How to find sum of digits of very large number?

ALCATRAZ1 - SUM OF DIGITS

think of the addition problems that you have done in your primary classes.

take input of numbers as strings and you try you’ll get it

**C++**

The limit of long long int is ~10^19. If you number is bigger than that, take the input as a string, add individual characters.

**Python :**

You have no limit on length of integer.

**Java**

Use BigInteger

@rashedcs You can use either Big integer(for using big integers in c++ you can use boost library) or can take input in string and then perform addition.

Implementation using C++ boost library (**link**) and using char array to store the number **(link)**.

if size is 10^50 the how to solve this…

if you have to find the sum of n natural digits then simply the formula n*(n+1)/2 is applicable.

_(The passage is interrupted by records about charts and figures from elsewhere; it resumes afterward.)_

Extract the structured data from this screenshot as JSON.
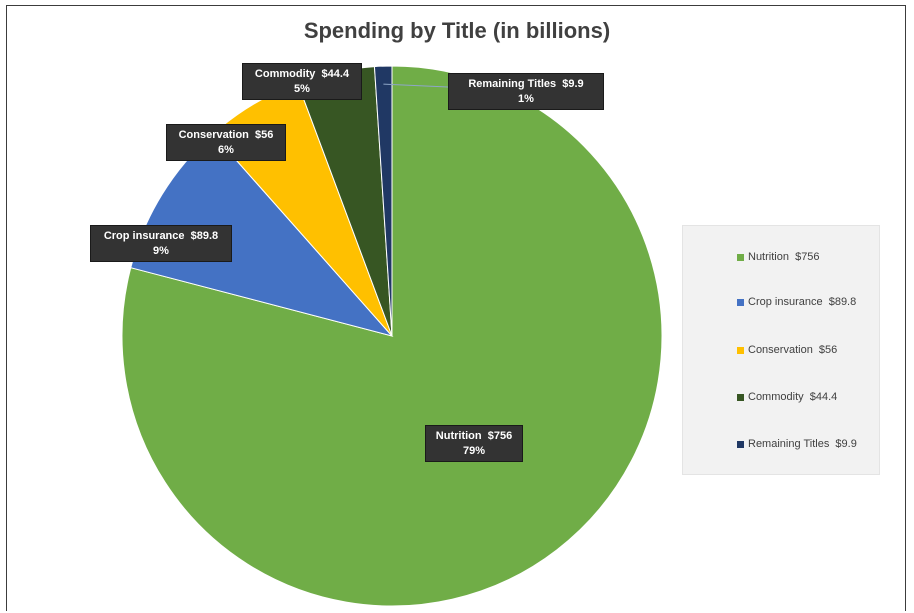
{
  "chart_data": {
    "type": "pie",
    "title": "Spending by Title (in billions)",
    "slices": [
      {
        "name": "Nutrition",
        "value": 756,
        "value_label": "$756",
        "percent_label": "79%",
        "color": "#70ad47"
      },
      {
        "name": "Crop insurance",
        "value": 89.8,
        "value_label": "$89.8",
        "percent_label": "9%",
        "color": "#4472c4"
      },
      {
        "name": "Conservation",
        "value": 56,
        "value_label": "$56",
        "percent_label": "6%",
        "color": "#ffc000"
      },
      {
        "name": "Commodity",
        "value": 44.4,
        "value_label": "$44.4",
        "percent_label": "5%",
        "color": "#375623"
      },
      {
        "name": "Remaining Titles",
        "value": 9.9,
        "value_label": "$9.9",
        "percent_label": "1%",
        "color": "#203864"
      }
    ],
    "legend_position": "right"
  }
}
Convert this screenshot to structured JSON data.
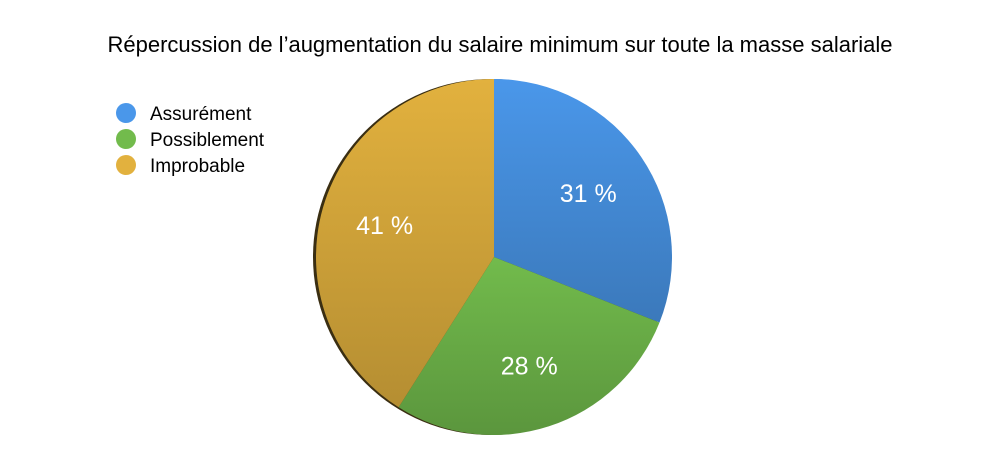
{
  "chart_data": {
    "type": "pie",
    "title": "Répercussion de l’augmentation du salaire minimum sur toute la masse salariale",
    "legend_position": "top-left",
    "slices": [
      {
        "label": "Assurément",
        "value": 31,
        "display": "31 %",
        "color": "#4a97ea"
      },
      {
        "label": "Possiblement",
        "value": 28,
        "display": "28 %",
        "color": "#72bb4c"
      },
      {
        "label": "Improbable",
        "value": 41,
        "display": "41 %",
        "color": "#e2b13e"
      }
    ]
  }
}
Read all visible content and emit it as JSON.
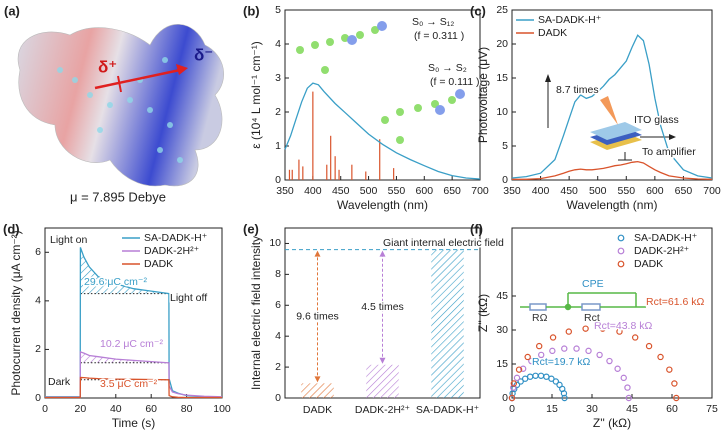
{
  "molecule": {
    "label": "(a)",
    "delta_plus": "δ⁺",
    "delta_minus": "δ⁻",
    "dipole": "μ = 7.895 Debye"
  },
  "chart_data": [
    {
      "type": "line",
      "label": "(b)",
      "xlabel": "Wavelength (nm)",
      "ylabel": "ε (10⁴ L mol⁻¹ cm⁻¹)",
      "xlim": [
        350,
        700
      ],
      "xticks": [
        350,
        400,
        450,
        500,
        550,
        600,
        650,
        700
      ],
      "ylim": [
        0,
        5
      ],
      "yticks": [
        0,
        1,
        2,
        3,
        4,
        5
      ],
      "x": [
        350,
        360,
        370,
        380,
        390,
        400,
        410,
        420,
        440,
        460,
        480,
        500,
        525,
        550,
        575,
        600,
        625,
        650,
        675,
        700
      ],
      "values": [
        0.9,
        1.3,
        1.8,
        2.3,
        2.7,
        2.85,
        2.8,
        2.6,
        2.25,
        1.95,
        1.65,
        1.35,
        1.05,
        0.8,
        0.6,
        0.42,
        0.25,
        0.13,
        0.06,
        0.03
      ],
      "color": "#3a9fc7",
      "sticks": {
        "x": [
          358,
          363,
          375,
          382,
          400,
          425,
          432,
          440,
          447,
          470,
          495,
          520,
          545
        ],
        "values": [
          0.3,
          0.3,
          0.6,
          0.4,
          2.6,
          0.45,
          1.3,
          0.7,
          0.3,
          0.45,
          0.25,
          1.2,
          0.35
        ],
        "color": "#d9542c"
      },
      "annotations": [
        "S₀ → S₁₂",
        "(f = 0.311 )",
        "S₀ → S₂",
        "(f = 0.111 )"
      ]
    },
    {
      "type": "line",
      "label": "(c)",
      "xlabel": "Wavelength (nm)",
      "ylabel": "Photovoltage (μV)",
      "xlim": [
        350,
        700
      ],
      "xticks": [
        350,
        400,
        450,
        500,
        550,
        600,
        650,
        700
      ],
      "ylim": [
        0,
        25
      ],
      "yticks": [
        0,
        5,
        10,
        15,
        20,
        25
      ],
      "x": [
        350,
        375,
        400,
        425,
        440,
        450,
        460,
        470,
        480,
        490,
        500,
        510,
        520,
        530,
        540,
        550,
        560,
        570,
        580,
        590,
        600,
        610,
        625,
        650,
        675,
        700
      ],
      "series": [
        {
          "name": "SA-DADK-H⁺",
          "color": "#3a9fc7",
          "values": [
            0.3,
            0.5,
            1,
            3,
            6.5,
            9,
            11.5,
            12.5,
            12,
            12.3,
            13,
            13.8,
            14.8,
            15.5,
            16.5,
            17.5,
            19.5,
            21.3,
            20.5,
            17,
            12,
            8,
            4,
            1.5,
            0.6,
            0.3
          ]
        },
        {
          "name": "DADK",
          "color": "#d9542c",
          "values": [
            0.1,
            0.1,
            0.2,
            0.6,
            1,
            1.3,
            1.5,
            1.6,
            1.5,
            1.5,
            1.6,
            1.7,
            1.9,
            2.1,
            2.2,
            2.4,
            2.6,
            2.7,
            2.5,
            2.0,
            1.5,
            1.1,
            0.6,
            0.3,
            0.15,
            0.1
          ]
        }
      ],
      "legend": "upper left",
      "annotations": [
        "8.7 times",
        "ITO glass",
        "To amplifier"
      ]
    },
    {
      "type": "line",
      "label": "(d)",
      "xlabel": "Time (s)",
      "ylabel": "Photocurrent density (μA cm⁻²)",
      "xlim": [
        0,
        100
      ],
      "xticks": [
        0,
        20,
        40,
        60,
        80,
        100
      ],
      "ylim": [
        0,
        7
      ],
      "yticks": [
        0,
        2,
        4,
        6
      ],
      "x": [
        0,
        19.9,
        20,
        22,
        25,
        30,
        40,
        50,
        60,
        70,
        70.1,
        72,
        75,
        80,
        90,
        100
      ],
      "series": [
        {
          "name": "SA-DADK-H⁺",
          "color": "#3a9fc7",
          "values": [
            0.05,
            0.05,
            6.2,
            5.8,
            5.4,
            5.0,
            4.7,
            4.5,
            4.4,
            4.3,
            0.8,
            0.3,
            0.2,
            0.1,
            0.05,
            0.02
          ]
        },
        {
          "name": "DADK-2H²⁺",
          "color": "#b77fd6",
          "values": [
            0.03,
            0.03,
            1.9,
            1.85,
            1.75,
            1.7,
            1.6,
            1.55,
            1.5,
            1.45,
            0.5,
            0.25,
            0.18,
            0.12,
            0.07,
            0.05
          ]
        },
        {
          "name": "DADK",
          "color": "#d9542c",
          "values": [
            0.02,
            0.02,
            0.85,
            0.84,
            0.82,
            0.8,
            0.78,
            0.77,
            0.76,
            0.75,
            0.1,
            0.05,
            0.03,
            0.02,
            0.02,
            0.02
          ]
        }
      ],
      "hatched": true,
      "legend": "upper right",
      "annotations": [
        "Light on",
        "Light off",
        "Dark",
        "29.6 μC cm⁻²",
        "10.2 μC cm⁻²",
        "3.5 μC cm⁻²"
      ]
    },
    {
      "type": "bar",
      "label": "(e)",
      "ylabel": "Internal electric  field intensity",
      "categories": [
        "DADK",
        "DADK-2H²⁺",
        "SA-DADK-H⁺"
      ],
      "values": [
        0.95,
        2.15,
        9.6
      ],
      "colors": [
        "#e0763a",
        "#b77fd6",
        "#3a9fc7"
      ],
      "ylim": [
        0,
        11
      ],
      "yticks": [
        0,
        2,
        4,
        6,
        8,
        10
      ],
      "hatched": true,
      "annotations": [
        "Giant internal electric field",
        "9.6 times",
        "4.5 times"
      ]
    },
    {
      "type": "scatter",
      "label": "(f)",
      "xlabel": "Z'' (kΩ)",
      "ylabel": "Z'' (kΩ)",
      "xlim": [
        0,
        75
      ],
      "xticks": [
        0,
        15,
        30,
        45,
        60,
        75
      ],
      "ylim": [
        0,
        75
      ],
      "yticks": [
        0,
        15,
        30,
        45
      ],
      "series": [
        {
          "name": "SA-DADK-H⁺",
          "color": "#2f8fc4",
          "x": [
            0,
            0.22,
            0.85,
            1.88,
            3.26,
            4.93,
            6.81,
            8.82,
            10.88,
            12.89,
            14.78,
            16.44,
            17.82,
            18.85,
            19.48,
            19.7
          ],
          "values": [
            0,
            2.05,
            4.0,
            5.8,
            7.3,
            8.5,
            9.4,
            9.8,
            9.8,
            9.4,
            8.5,
            7.3,
            5.8,
            4.0,
            2.05,
            0
          ]
        },
        {
          "name": "DADK-2H²⁺",
          "color": "#b77fd6",
          "x": [
            0,
            0.48,
            1.88,
            4.18,
            7.25,
            10.95,
            15.13,
            19.6,
            24.2,
            28.7,
            32.85,
            36.55,
            39.6,
            41.9,
            43.3,
            43.8
          ],
          "values": [
            0,
            4.6,
            8.9,
            12.9,
            16.3,
            19.0,
            20.8,
            21.8,
            21.8,
            20.8,
            19.0,
            16.3,
            12.9,
            8.9,
            4.6,
            0
          ]
        },
        {
          "name": "DADK",
          "color": "#d9542c",
          "x": [
            0,
            0.68,
            2.65,
            5.88,
            10.2,
            15.4,
            21.3,
            27.6,
            34.0,
            40.3,
            46.2,
            51.4,
            55.7,
            59.0,
            60.9,
            61.6
          ],
          "values": [
            0,
            6.4,
            12.5,
            18.1,
            22.9,
            26.7,
            29.3,
            30.6,
            30.6,
            29.3,
            26.7,
            22.9,
            18.1,
            12.5,
            6.4,
            0
          ]
        }
      ],
      "legend": "upper right",
      "annotations": [
        "Rct=61.6 kΩ",
        "Rct=43.8 kΩ",
        "Rct=19.7 kΩ",
        "CPE",
        "RΩ",
        "Rct"
      ]
    }
  ]
}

Use Big Integer in Java or take the input number as strings and perform addition of individual strings.

USE LONG INT OR LONG FLOATING POINTS in C++

@rashedcs I have added the implementation of both approaches, you can check them to solve the question.

If size is 10^50…then???

C++ users use String to store the digits … then traversal of string is equivalent to traversal of each digit…

Try this problem to get the hold of it:

You can store the number in a string and calculate the sum of digits by reading one character at a time.

string s;

cin>>s;

long long x=0;

for(int i=0;i<s.length();i++)

x+=(int)s[i]-‘0’;

cout<<x;

in string you can store 10^64-1 digits